We blink so often in order to restart the brain





The man blinks for 1 minute on average 15 to 20 times. It is believed that Morgan - a mechanism necessary to moisten the cornea. However, the cornea does not need such a frequent moisture - for normal operation fairly average blinks seven. So people spend blinking to 10% of waking hours.



Neuroscientists from the University of Osaka, Japan under the leadership of Tamami Nakano suggested that such frequent blinking can be explained by the fact that the brain requires some sort of "reset" - so the brain is easier to switch from one subject to another, "dropping the" current state.

The fact that people blink in an entirely certain moments - for example, during pauses in speech or speaker after the proposal during the reading, in other words, blinking occurs in between meaningful, "logically complete" events. Blinking helps to "reset" the current state of attention in the neural network located in the parietal lobe of the brain responsible for recognizing objects and to switch attention from one object to another, sometimes less significant.

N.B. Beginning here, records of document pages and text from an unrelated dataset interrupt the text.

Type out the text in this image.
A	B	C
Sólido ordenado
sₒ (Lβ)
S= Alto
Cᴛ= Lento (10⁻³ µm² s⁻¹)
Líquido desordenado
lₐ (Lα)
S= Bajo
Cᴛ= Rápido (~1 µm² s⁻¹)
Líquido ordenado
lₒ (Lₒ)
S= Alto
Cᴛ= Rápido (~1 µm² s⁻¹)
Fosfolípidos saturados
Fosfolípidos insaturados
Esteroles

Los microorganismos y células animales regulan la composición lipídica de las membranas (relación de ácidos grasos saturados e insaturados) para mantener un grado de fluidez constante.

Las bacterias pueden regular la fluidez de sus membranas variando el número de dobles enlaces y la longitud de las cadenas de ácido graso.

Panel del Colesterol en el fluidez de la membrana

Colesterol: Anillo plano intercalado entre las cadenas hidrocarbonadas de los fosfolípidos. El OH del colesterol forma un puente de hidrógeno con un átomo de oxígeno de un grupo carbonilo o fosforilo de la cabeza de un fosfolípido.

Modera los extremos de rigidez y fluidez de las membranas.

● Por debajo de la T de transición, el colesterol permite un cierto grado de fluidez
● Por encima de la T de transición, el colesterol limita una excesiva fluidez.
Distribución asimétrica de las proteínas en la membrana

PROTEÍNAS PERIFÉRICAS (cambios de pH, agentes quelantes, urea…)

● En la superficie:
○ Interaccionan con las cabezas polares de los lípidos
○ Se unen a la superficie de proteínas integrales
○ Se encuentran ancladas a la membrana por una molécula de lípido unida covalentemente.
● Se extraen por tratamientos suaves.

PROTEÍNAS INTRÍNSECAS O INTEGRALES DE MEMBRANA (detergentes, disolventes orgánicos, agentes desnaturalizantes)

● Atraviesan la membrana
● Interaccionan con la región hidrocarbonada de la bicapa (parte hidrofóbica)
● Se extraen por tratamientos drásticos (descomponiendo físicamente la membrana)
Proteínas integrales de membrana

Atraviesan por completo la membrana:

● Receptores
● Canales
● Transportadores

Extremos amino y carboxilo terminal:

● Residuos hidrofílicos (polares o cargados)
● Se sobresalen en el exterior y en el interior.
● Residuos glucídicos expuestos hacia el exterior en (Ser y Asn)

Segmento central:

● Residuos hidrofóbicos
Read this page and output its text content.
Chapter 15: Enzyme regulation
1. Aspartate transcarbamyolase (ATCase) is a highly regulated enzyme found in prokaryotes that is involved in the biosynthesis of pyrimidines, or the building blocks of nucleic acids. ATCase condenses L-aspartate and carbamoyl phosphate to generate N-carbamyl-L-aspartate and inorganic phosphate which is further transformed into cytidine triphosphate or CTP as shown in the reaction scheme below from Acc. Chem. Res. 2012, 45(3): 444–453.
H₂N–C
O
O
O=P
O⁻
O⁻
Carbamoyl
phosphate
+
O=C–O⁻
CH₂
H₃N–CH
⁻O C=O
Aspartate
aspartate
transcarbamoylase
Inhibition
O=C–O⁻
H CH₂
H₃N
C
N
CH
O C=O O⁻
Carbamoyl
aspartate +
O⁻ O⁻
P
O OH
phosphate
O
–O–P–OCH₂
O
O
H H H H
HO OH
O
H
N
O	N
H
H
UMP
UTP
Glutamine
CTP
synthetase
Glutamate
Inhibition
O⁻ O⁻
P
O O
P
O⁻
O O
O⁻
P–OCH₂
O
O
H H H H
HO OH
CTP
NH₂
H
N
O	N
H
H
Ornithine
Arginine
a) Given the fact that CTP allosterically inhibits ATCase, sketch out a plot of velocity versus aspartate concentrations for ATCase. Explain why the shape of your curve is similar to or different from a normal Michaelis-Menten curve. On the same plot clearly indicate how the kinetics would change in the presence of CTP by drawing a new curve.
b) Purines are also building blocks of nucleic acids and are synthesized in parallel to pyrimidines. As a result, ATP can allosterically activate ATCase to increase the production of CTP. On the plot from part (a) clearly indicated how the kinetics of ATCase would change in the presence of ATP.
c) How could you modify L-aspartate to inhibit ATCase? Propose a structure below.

The assumption was able to verify experimentally: a group of volunteers watched a comedy show "Mr. Bean", but scientists at the time were watching the activity of neural networks with the help of a computer tomograph. When, during a scene people blinked their brains for a few moments into a "passive mode", and the activity of neural networks while dramatically decreasing - scanner recorded a decrease in blood flow to the parietal part of the brain during blinking.

The reasons why the attention to reset the brain uses just such a way remain unclear. Researchers will continue to study this issue and plan to put a number of other experiments to find out the answer.